Por Redacción Perspectiva
Al adquirir más pruebas para detectar el covid-19 se identificarán más casos entre sintomáticos y asintomáticos positivo, lo que incrementará la cantidad de pacientes infectados. Pero también ayudará a tener estadísticas con respecto a tasas de contagio y curación.
Las pruebas serán compradas por la Fundación para el Desarrollo de Guatemala (Fundesa), quien, además, dirige una recaudación de fondos para poder comprar 20 mil pruebas más y donarlas al Ministerio de Salud, quien, hasta ahora, es el único que puede realizar las pruebas y certificar los exámenes.
Fundesa eligió la compra de las pruebas a la empresa Cepheid, que trabaja con equipos denominados GenXpert, que realiza una prueba molecular automatizada y que el pasado 20 de marzo recibió el aval del gobierno de EE. UU. para su comercialización. El precio de cada kit, que incluye todo el material descartable para realizar el examen a un paciente tiene un costo aproximado de US$60 (unos Q470).
Según el epidemiólogo Arturo Sánchez López, se realizan pruebas únicamente a los pacientes que cumplen con los signos y síntomas del covid-19 -tos seca, fiebre, malestar general, dolor de garganta, congestión nasal-. Ellos deben ser la prioridad.
Ya que hacer pruebas a todos no es factible, por el tema de presupuesto. “Esto es válido para cualquier enfermedad, no podemos hacer pruebas a diestra y siniestra porque no hay presupuesto que alcance. En países como Estado Unidos, Italia y Francia se puede porque manejan otro presupuesto, pero nosotros debemos ajustarnos a nuestra realidad”, señaló el experto.
Por su parte, el epidemiólogo Herber Ralda, señaló que no es recomendable la masificación de pruebas “porque se gastará un recurso que no tenemos y que nos va a servir para ir viendo cómo se presenta la enfermedad”.
Sugiere hacerlas de manera dirigida. Si una persona tiene síntomas de covid-19 que se le practique la prueba a ella y a su entorno, si salen positivos y más personas a su alrededor resultan con síntomas, por nexo epidemiológico, lo más seguro es que también tengan el virus. “No vamos a gastar pruebas con ellos”, indicó.

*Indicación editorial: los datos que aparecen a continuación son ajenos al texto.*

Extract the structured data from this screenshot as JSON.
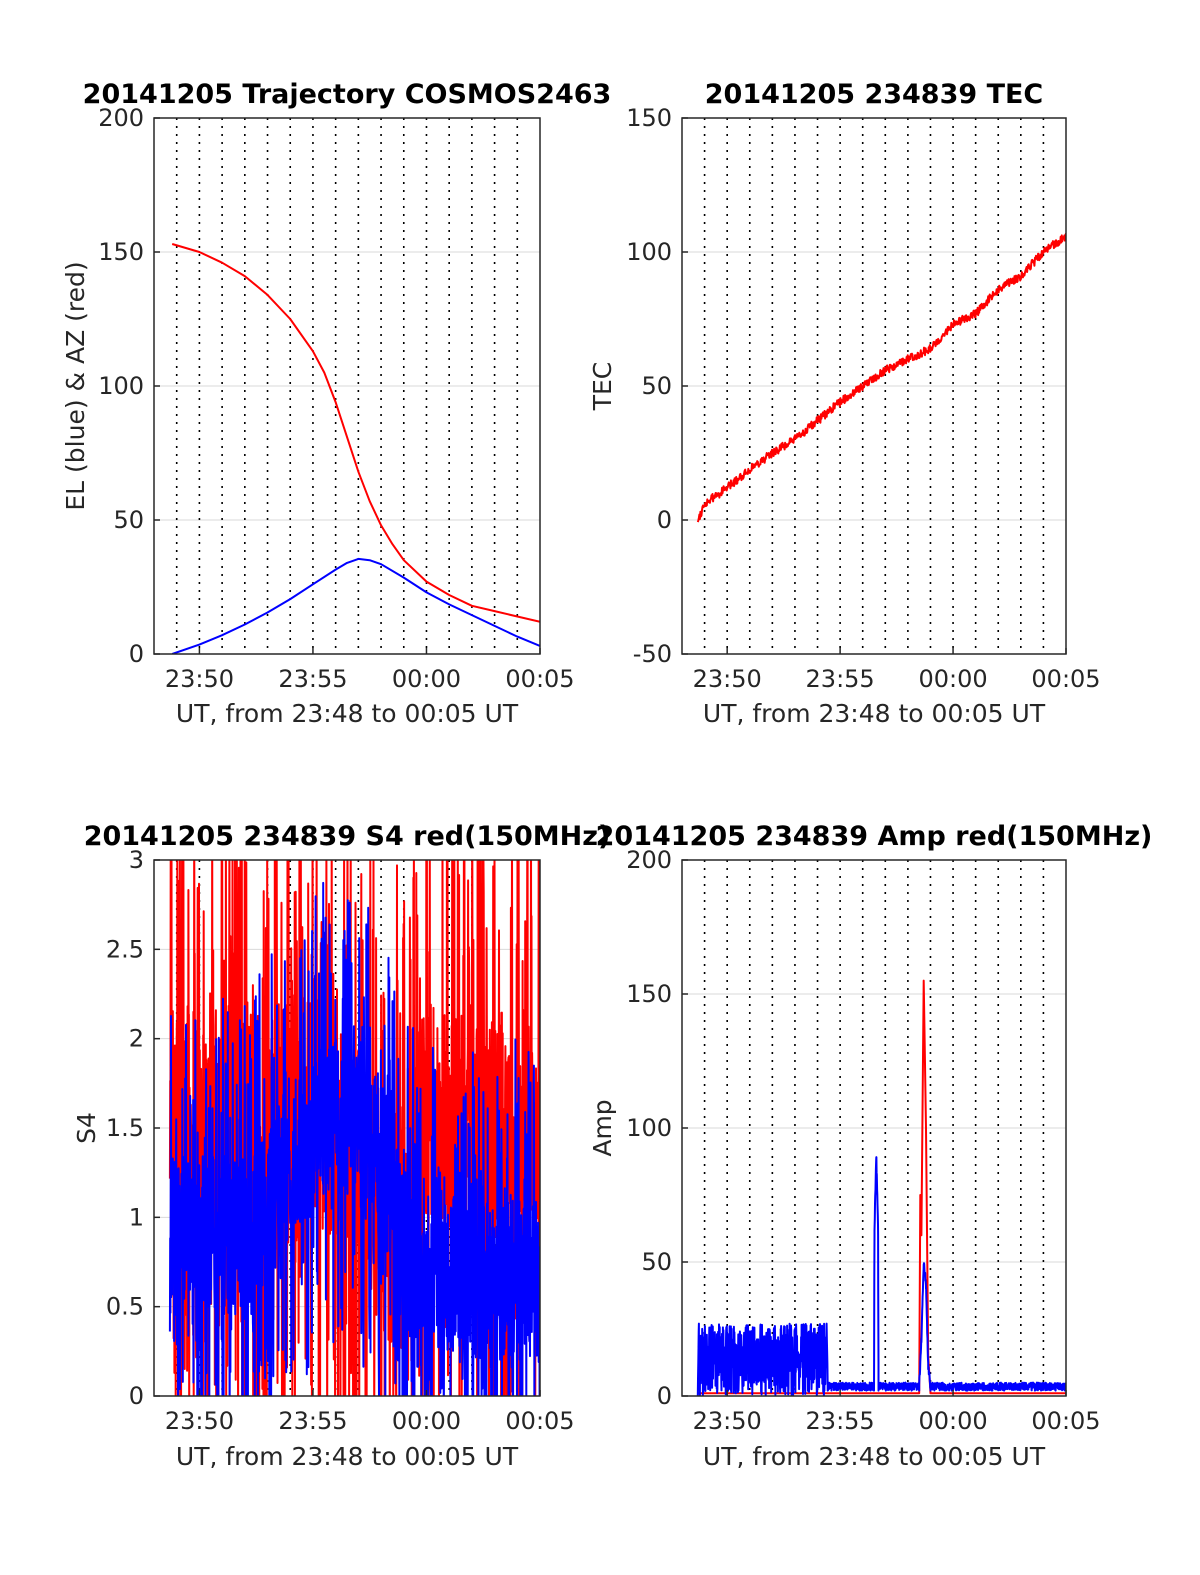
{
  "x_domain_min": [
    -12,
    5
  ],
  "x_tick_labels": [
    "23:50",
    "23:55",
    "00:00",
    "00:05"
  ],
  "x_tick_values_min": [
    -10,
    -5,
    0,
    5
  ],
  "x_minor_grid_min": [
    -11,
    -10,
    -9,
    -8,
    -7,
    -6,
    -5,
    -4,
    -3,
    -2,
    -1,
    0,
    1,
    2,
    3,
    4
  ],
  "colors": {
    "red": "#ff0000",
    "blue": "#0000ff",
    "axis": "#262626",
    "grid": "#d9d9d9"
  },
  "chart_data": [
    {
      "type": "line",
      "title": "20141205 Trajectory COSMOS2463",
      "xlabel": "UT, from 23:48 to 00:05 UT",
      "ylabel": "EL (blue) & AZ (red)",
      "ylim": [
        0,
        200
      ],
      "yticks": [
        "0",
        "50",
        "100",
        "150",
        "200"
      ],
      "ytick_values": [
        0,
        50,
        100,
        150,
        200
      ],
      "series": [
        {
          "color": "red",
          "x": [
            -11.2,
            -10,
            -9,
            -8,
            -7,
            -6,
            -5,
            -4.5,
            -4,
            -3.5,
            -3,
            -2.5,
            -2,
            -1.5,
            -1,
            0,
            1,
            2,
            3,
            4,
            5
          ],
          "y": [
            153,
            150,
            146,
            141,
            134,
            125,
            113,
            105,
            94,
            81,
            68,
            57,
            48,
            41,
            35,
            27,
            22,
            18,
            16,
            14,
            12
          ]
        },
        {
          "color": "blue",
          "x": [
            -11.2,
            -10,
            -9,
            -8,
            -7,
            -6,
            -5,
            -4,
            -3.5,
            -3,
            -2.5,
            -2,
            -1,
            0,
            1,
            2,
            3,
            4,
            5
          ],
          "y": [
            0,
            3.5,
            7,
            11,
            15.5,
            20.5,
            26,
            31.5,
            34,
            35.5,
            35,
            33.5,
            28.5,
            23,
            18.5,
            14.5,
            10.5,
            6.5,
            3
          ]
        }
      ]
    },
    {
      "type": "line",
      "title": "20141205 234839 TEC",
      "xlabel": "UT, from 23:48 to 00:05 UT",
      "ylabel": "TEC",
      "ylim": [
        -50,
        150
      ],
      "yticks": [
        "-50",
        "0",
        "50",
        "100",
        "150"
      ],
      "ytick_values": [
        -50,
        0,
        50,
        100,
        150
      ],
      "series": [
        {
          "color": "red",
          "x": [
            -11.3,
            -11,
            -10,
            -9,
            -8,
            -7,
            -6,
            -5,
            -4,
            -3,
            -2,
            -1,
            0,
            1,
            2,
            3,
            4,
            5
          ],
          "y": [
            0,
            6,
            12,
            19,
            25,
            30,
            37,
            44,
            50,
            56,
            60,
            64,
            73,
            77,
            86,
            91,
            100,
            106
          ]
        }
      ]
    },
    {
      "type": "line",
      "title": "20141205 234839 S4 red(150MHz)",
      "xlabel": "UT, from 23:48 to 00:05 UT",
      "ylabel": "S4",
      "ylim": [
        0,
        3
      ],
      "yticks": [
        "0",
        "0.5",
        "1",
        "1.5",
        "2",
        "2.5",
        "3"
      ],
      "ytick_values": [
        0,
        0.5,
        1,
        1.5,
        2,
        2.5,
        3
      ],
      "series": [
        {
          "color": "red",
          "noise": 0.7,
          "x": [
            -11.3,
            -6.5,
            -5,
            -3,
            -2,
            -1,
            0,
            5
          ],
          "y": [
            1.5,
            1.5,
            1.6,
            1.4,
            1.0,
            0.9,
            1.5,
            1.5
          ]
        },
        {
          "color": "blue",
          "noise": 0.45,
          "x": [
            -11.3,
            -10,
            -8,
            -6.5,
            -5,
            -4,
            -3,
            -2,
            -1.5,
            -1,
            0,
            1,
            2,
            3,
            4,
            5
          ],
          "y": [
            0.9,
            0.9,
            0.9,
            1.2,
            1.5,
            1.6,
            1.5,
            1.3,
            1.2,
            0.75,
            0.7,
            0.7,
            0.65,
            0.65,
            0.65,
            0.65
          ]
        }
      ]
    },
    {
      "type": "line",
      "title": "20141205 234839 Amp red(150MHz)",
      "xlabel": "UT, from 23:48 to 00:05 UT",
      "ylabel": "Amp",
      "ylim": [
        0,
        200
      ],
      "yticks": [
        "0",
        "50",
        "100",
        "150",
        "200"
      ],
      "ytick_values": [
        0,
        50,
        100,
        150,
        200
      ],
      "series": [
        {
          "color": "red",
          "x": [
            -11.3,
            -2.8,
            -1.5,
            -1.45,
            -1.4,
            -1.3,
            -1.2,
            -1.1,
            -1.0,
            5
          ],
          "y": [
            1,
            1,
            1,
            75,
            60,
            155,
            100,
            15,
            1,
            1
          ]
        },
        {
          "color": "blue",
          "x": [
            -11.3,
            -11.25,
            -5.6,
            -5.55,
            -3.5,
            -3.48,
            -3.4,
            -3.32,
            -3.3,
            -1.5,
            -1.4,
            -1.3,
            -1.2,
            -1.1,
            -1.0,
            5
          ],
          "y": [
            0,
            27,
            27,
            2,
            2,
            60,
            89,
            60,
            2,
            2,
            20,
            49,
            40,
            10,
            2,
            2
          ]
        }
      ]
    }
  ]
}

José Carlos Monzón Fuentes, director del Instituto de Investigación de Ciencias de la Salud de la Universidad Rafael Landívar, dijo que es necesario hacer las pruebas en los trabajadores de salud, para garantizar que están libres de la enfermedad y de que no contagiarán a pacientes que estén vulnerables.
Alejandra Sierra, directora del Instituto de Investigaciones Químicas, Biológicas, Biomédicas y Biofísicas de la Universidad Mariano Gálvez manifestó que sí se pueden hacer pruebas masivas para detectar el covid-19, siempre y cuando el virus ya se haya incubado y eso puede pasar de 2 a 14 días.
La científica considera que si se debe de hacer pruebas masivas para poder detectar los contagios, porque ahora ya no hay casos importados sino son comunitarios, pero se tiene que tomar en cuenta tener la cantidad necesaria de pruebas. Corea del Sur, por ejemplo, tiene una capacidad de hacer 15 mil pruebas diarias, en cambio en Guatemala se pueden correr hasta 3 mil 600 por millón de habitantes.
Sierra indica que el Ministerio de Salud obviamente trabaja con la OMS y son ellos quienes están donando las pruebas, el problema es que no están dando tantas como la cantidad de población que tenemos en Guatemala.
Y señaló que “El Ministerio debe de pensar cómo vamos a reclutar más laboratorios ya que el área privada puede ayudar, eso tiene que venir en conjunto con el ministerio, para trabajar unidos y aparte saber si contamos con los reactivos, y si el personal que va a correr las pruebas está capacitado, aunque nos regalen 15 mil pruebas».
El ministerio corre las pruebas bajo el protocolo de la Universidad de Charité, Alemania, es un protocolo libre, ellos secuenciaron el virus y lo que hicieron fue una forma de detectarlo y para eso se necesita una secuencia de ADN y esa es de dominio público, cualquier laboratorio que cumpla con las normas de bioseguridad y que la gente este capacitada lo puede correr.